5 Common Mistakes to Watch Out For
1. Complexity and business jargon.
It is important to keep in mind that not all of your audience may have a college education or speak English as their first language. They may also be unfamiliar with terminology common to your industry. Make sure to craft your questions using clear, simple language and make the effort to test them for clarity before sending out your survey. Grab a friend or family member who fits into your demographic and ask them to look over the survey for you. You’ll be surprised by how many things make sense in your head but are unclear or confusing to other people.
2. Introducing bias.
Leading questions that already imply an answer, or questions that may make it more socially acceptable to choose a certain answer, can introduce bias into your results. Here’s an example:
Many people are using ABC product, how often do you use ABC product in any given week?

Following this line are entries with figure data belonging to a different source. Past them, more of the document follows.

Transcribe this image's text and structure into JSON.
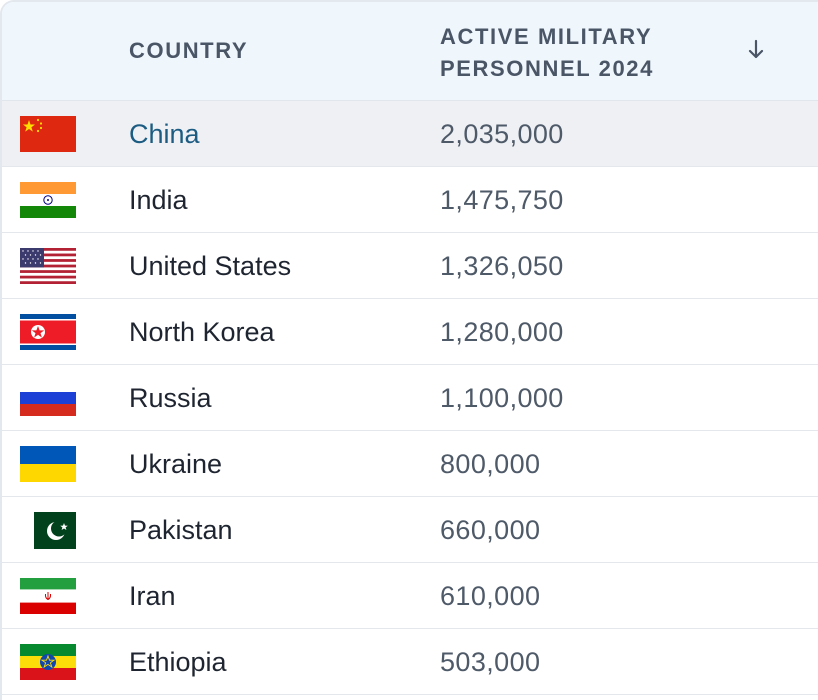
{
  "table": {
    "headers": {
      "country": "COUNTRY",
      "personnel": "ACTIVE MILITARY PERSONNEL 2024",
      "sort_icon": "arrow-down-icon"
    },
    "rows": [
      {
        "flag": "china-flag-icon",
        "country": "China",
        "personnel": "2,035,000"
      },
      {
        "flag": "india-flag-icon",
        "country": "India",
        "personnel": "1,475,750"
      },
      {
        "flag": "united-states-flag-icon",
        "country": "United States",
        "personnel": "1,326,050"
      },
      {
        "flag": "north-korea-flag-icon",
        "country": "North Korea",
        "personnel": "1,280,000"
      },
      {
        "flag": "russia-flag-icon",
        "country": "Russia",
        "personnel": "1,100,000"
      },
      {
        "flag": "ukraine-flag-icon",
        "country": "Ukraine",
        "personnel": "800,000"
      },
      {
        "flag": "pakistan-flag-icon",
        "country": "Pakistan",
        "personnel": "660,000"
      },
      {
        "flag": "iran-flag-icon",
        "country": "Iran",
        "personnel": "610,000"
      },
      {
        "flag": "ethiopia-flag-icon",
        "country": "Ethiopia",
        "personnel": "503,000"
      }
    ]
  },
  "colors": {
    "header_bg": "#eff7fd",
    "highlight_row_bg": "#eef0f4",
    "highlight_link": "#1d5c82",
    "text": "#1f2530",
    "value_text": "#4f5a69"
  }
}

This question could introduce a bandwagon effect that nudges the respondent toward saying yes because they perceive it to be more socially acceptable. Another mistake to watch out for is introducing examples that could stifle the respondent’s creativity and prevent them from giving you an honest answer. For example:
What is your favourite candy bar? E.g. Mars, Snickers, etc.
3. Ambiguous questions.
Words such as ‘occasionally’ and ‘frequently’ are ambiguous because they mean different things to different people. Let your audience know exactly what you mean to ask by being specific. For example:
How often do you use ABC product?
a) Frequently (more than 4 times a week)
b) Occasionally (1 to 3 times a week)
4. Double-barrelled questions
Double-barrelled questions are those that ask two (and sometimes more than two) things at once. For example:
Do you agree that ABC Brand is effective and easy to use? Yes or no.
What if the respondent wants to answer yes to the product being effective and no to it being easy to use, or vice-versa? This questions needs to be split into two separate questions in order to fully capture the range of responses that can be given.
5. Assuming people can remember everything.
When asking questions such as “How often have you used ABC Brand in the past year?” it is important to remember that respondents may not be able to recall their past behaviour in sufficient detail. Help your respondents out by forming questions that refer to a more recent period such as the previous week.
What tips and tricks have you learned from designing customer service in the past?